WASHINGTON - About half the oil and more than a quarter of the natural gas inventoried on 99 million acres of federal land are off limits to drilling because of significant environmental and other restrictions, the government said Tuesday in a new report the energy industry sought as part of a campaign to win access to it.
Only 3 percent of the oil and 13 percent of gas under federal lands is accessible under standard lease terms requiring only basic protections for the environment and cultural resources, according to the survey released Tuesday.

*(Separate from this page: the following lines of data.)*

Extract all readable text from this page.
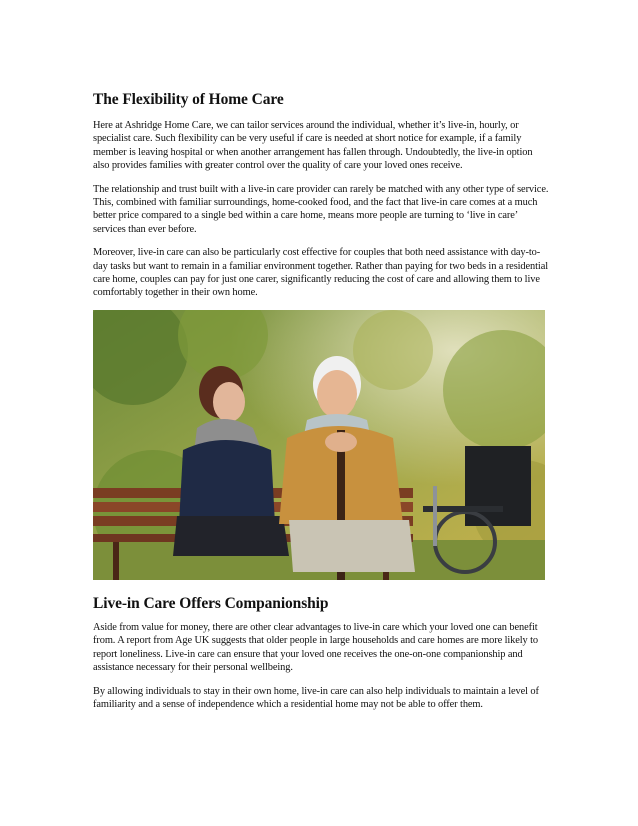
The Flexibility of Home Care

Here at Ashridge Home Care, we can tailor services around the individual, whether it’s live-in, hourly, or specialist care. Such flexibility can be very useful if care is needed at short notice for example, if a family member is leaving hospital or when another arrangement has fallen through. Undoubtedly, the live-in option also provides families with greater control over the quality of care your loved ones receive.

The relationship and trust built with a live-in care provider can rarely be matched with any other type of service. This, combined with familiar surroundings, home-cooked food, and the fact that live-in care comes at a much better price compared to a single bed within a care home, means more people are turning to ‘live in care’ services than ever before.

Moreover, live-in care can also be particularly cost effective for couples that both need assistance with day-to-day tasks but want to remain in a familiar environment together. Rather than paying for two beds in a residential care home, couples can pay for just one carer, significantly reducing the cost of care and allowing them to live comfortably together in their own home.

Live-in Care Offers Companionship

Aside from value for money, there are other clear advantages to live-in care which your loved one can benefit from. A report from Age UK suggests that older people in large households and care homes are more likely to report loneliness. Live-in care can ensure that your loved one receives the one-on-one companionship and assistance necessary for their personal wellbeing.

By allowing individuals to stay in their own home, live-in care can also help individuals to maintain a level of familiarity and a sense of independence which a residential home may not be able to offer them.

Technically, the study was ordered by Congress, but the industry wanted it to help make a point.
An additional 46 percent of the oil and 60 percent of the gas "may be developed subject to additional restrictions including no surface occupancy" or bans during part of the year to protect animal habitat or sensitive terrain, the Interior Department's Bureau of Land Management said in the report.
Although not technically off limits, oil and gas companies have contended that those restrictions often make actual development difficult or impossible.
In the new inventory, the amount of oil considered accessible without limit declined by about two-thirds from 2.2 billion barrels to 743 million barrels. Accessible natural gas was cut by about the same proportion, from 87 trillion cubic feet to 25 trillion cubic feet.
The survey didn't examine oil or gas resources offshore, including in the Gulf of Mexico.